There’s no doubt that the search engine market is growing at a rapid rate around the globe as more and more people come online. comScore reports that more than 88 per cent of Internet users are outside the US.
Finally there’s a book on the market that addresses this compelling fact and it covers global pay-per-click, SEO, social media, mobile apps, multilingual web analytics and more.
The book “Global Search Engine Marketing: Fine Tuning Your International Search Engine Results” by Anne Kennedy, founder and managing partner of Beyond Ink and Kristján Már Hauksson, founder of Nordic eMarketing and fellow blogger here at Multilingual Search.
The first chapter titled “Can You Afford Not to Think Globally” addresses the sheer size of the global search engine market pointing out that in October 2011 there were 185 billion searches worldwide. That’s nearly 6 billion searches a day, 248+ million searches per hour or 4 million searches per minute. That’s a whole lotta searching going on! It also points out the one size does NOT fit all when doing business online worldwide.
In the second chapter “Common Territory: Search Marketing Without Borders” the authors discuss the commonalities in search engine marketing around the globe including mistakes like having a single English only website, using mechanical translations (my personal pet peeve) and using literal translations of your English keywords. The chapter also covers setting goals, keyword research, talent, localization and other common issues.

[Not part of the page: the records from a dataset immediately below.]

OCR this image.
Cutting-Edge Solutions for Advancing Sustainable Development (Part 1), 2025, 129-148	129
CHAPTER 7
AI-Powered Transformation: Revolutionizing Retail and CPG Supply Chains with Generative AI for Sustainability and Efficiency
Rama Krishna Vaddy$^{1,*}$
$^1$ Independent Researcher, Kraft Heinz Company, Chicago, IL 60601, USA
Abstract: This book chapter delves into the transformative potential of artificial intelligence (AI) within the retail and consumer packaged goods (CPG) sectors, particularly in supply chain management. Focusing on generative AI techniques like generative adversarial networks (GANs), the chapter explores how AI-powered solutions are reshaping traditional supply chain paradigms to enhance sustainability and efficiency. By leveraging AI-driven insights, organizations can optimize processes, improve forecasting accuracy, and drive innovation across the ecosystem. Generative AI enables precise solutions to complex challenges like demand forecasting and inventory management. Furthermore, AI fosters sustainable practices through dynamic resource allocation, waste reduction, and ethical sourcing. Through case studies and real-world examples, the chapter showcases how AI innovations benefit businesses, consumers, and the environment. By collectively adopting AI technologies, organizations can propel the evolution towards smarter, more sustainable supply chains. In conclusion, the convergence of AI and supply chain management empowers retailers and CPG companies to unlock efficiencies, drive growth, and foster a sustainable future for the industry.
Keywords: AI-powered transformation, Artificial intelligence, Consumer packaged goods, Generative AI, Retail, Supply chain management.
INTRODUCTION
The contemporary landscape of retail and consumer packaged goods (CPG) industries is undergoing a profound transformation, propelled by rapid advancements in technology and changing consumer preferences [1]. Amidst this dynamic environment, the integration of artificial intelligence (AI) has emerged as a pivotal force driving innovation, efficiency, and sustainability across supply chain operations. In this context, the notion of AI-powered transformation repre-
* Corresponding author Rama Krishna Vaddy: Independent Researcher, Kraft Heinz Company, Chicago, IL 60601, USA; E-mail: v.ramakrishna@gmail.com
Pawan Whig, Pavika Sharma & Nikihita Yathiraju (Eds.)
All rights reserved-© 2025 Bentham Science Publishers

Other chapters are divided by countries or regions; China, Hong Kong, Taiwan, Japan, Russia, United Kingdom, Germany, South Korea, India, Nordic countries, Netherlands, France, Spain, Italy, Canada, Brazil, South America, Mexico, Singapore, as well as Middle Eastern and North African countries.
Each country/regional chapter covers the markets online profile, search market share, common mistakes, ppc, seo, analytics, press releases and ends with a tips section. The search market share was very interesting showing Google’s domination in most countries but also their competition with Baidu in China, Yandex in Russia and Naver in South Korea.
The common mistakes section in each country was interesting as well with revelations like search marketers lumping countries in Asia together, Singapore, China and Hong Kong for example and using direct translations like “mobile phone” in Germany. The tips were also helpful including where to focus more on mobile or which countries have larger broadband penetration where you could use rich media.
There are two additional chapters “SEO/SEM Resources” that covers books, website tools, pr and conferences and “Google Countries and Domains” showing the country, language(s) and the domain of Google search in that country.
As a global search engine marketer with some experience I found this book enlightening and filled with wonderful nuggets of information. This is a book that you not only want to read but refer to quite often as you plan and execute your global search engine marketing strategy.